Similar to how auto insurance works, people who want more comprehensive coverage have to be willing to pay for it. Americans understand this when it comes to car insurance — but they are “are generally unwilling to accept it with health in part because policy makers have politicized this as a right for so long they believe it is different,” Parente added.

Related: Remember Obamacare’s Big Selling Points? 

Skimpy Savings?
The HHS and Internal Revenue Service are reaching out to millions who paid fines or claimed exemptions from doing so in order to lure younger, healthy people into the pool to offset premium increases and burdens on insurers. Most of these people were under the age of 35 in 2014.

Just 28 percent of marketplace enrollees are 18 to 34 years old, KFF reported.

HHS, the Department of Labor, and the Department of the Treasury issued regulatory guidance encouraging employer-sponsored health plans to promote marketplace options for people who will age out of their parents’ health insurance — another ploy to bring in healthier young adults.

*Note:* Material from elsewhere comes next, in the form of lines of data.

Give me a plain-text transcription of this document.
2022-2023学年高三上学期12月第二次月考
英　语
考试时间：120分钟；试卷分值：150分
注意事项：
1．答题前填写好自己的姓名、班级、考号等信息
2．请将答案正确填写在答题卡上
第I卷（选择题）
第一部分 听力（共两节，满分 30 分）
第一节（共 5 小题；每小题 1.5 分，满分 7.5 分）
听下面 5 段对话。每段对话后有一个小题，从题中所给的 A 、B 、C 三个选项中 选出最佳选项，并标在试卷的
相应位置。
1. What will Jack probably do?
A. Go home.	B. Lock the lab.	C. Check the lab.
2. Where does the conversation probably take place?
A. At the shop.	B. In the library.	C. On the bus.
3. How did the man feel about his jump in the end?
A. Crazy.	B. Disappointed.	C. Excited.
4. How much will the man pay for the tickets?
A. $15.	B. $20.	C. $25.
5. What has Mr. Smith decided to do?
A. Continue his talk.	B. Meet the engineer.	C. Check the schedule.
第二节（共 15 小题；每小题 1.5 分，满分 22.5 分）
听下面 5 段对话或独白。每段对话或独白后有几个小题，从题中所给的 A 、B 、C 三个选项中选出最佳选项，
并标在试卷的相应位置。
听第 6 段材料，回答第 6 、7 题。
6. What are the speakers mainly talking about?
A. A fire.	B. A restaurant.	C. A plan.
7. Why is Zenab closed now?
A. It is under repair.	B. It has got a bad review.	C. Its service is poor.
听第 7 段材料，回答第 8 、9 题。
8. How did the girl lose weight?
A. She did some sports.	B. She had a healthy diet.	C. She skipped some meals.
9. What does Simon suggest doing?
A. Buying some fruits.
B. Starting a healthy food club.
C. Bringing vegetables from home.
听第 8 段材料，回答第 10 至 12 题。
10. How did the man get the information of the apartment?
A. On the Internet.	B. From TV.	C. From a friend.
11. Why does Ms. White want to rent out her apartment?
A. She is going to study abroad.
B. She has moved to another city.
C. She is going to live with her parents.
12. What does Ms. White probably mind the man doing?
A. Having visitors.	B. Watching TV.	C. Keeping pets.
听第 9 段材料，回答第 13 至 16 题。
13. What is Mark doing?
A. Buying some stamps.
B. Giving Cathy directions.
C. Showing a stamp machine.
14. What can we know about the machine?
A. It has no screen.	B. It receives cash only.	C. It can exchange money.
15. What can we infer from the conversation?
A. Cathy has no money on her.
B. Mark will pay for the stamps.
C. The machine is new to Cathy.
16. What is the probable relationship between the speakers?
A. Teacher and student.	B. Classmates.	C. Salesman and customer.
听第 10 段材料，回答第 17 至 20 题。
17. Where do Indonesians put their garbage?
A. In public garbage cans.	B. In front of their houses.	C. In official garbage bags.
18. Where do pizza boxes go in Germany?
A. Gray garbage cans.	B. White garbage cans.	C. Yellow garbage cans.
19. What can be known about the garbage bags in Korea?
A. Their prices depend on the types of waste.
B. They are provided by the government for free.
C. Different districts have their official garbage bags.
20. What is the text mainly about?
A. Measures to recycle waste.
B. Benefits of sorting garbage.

If there’s one beacon of hope for saving a few bucks on health plans in 2017, it’s the suspension of the ACA health insurance fee. That was signed into law in 2015 and will save insurers about $13.9 billion — largely offsetting losses felt by the reinsurance program. It’s unclear if that would hike premiums less than originally estimated. The fee is set to be reinstated after the year ends — so expect costs to rise once again.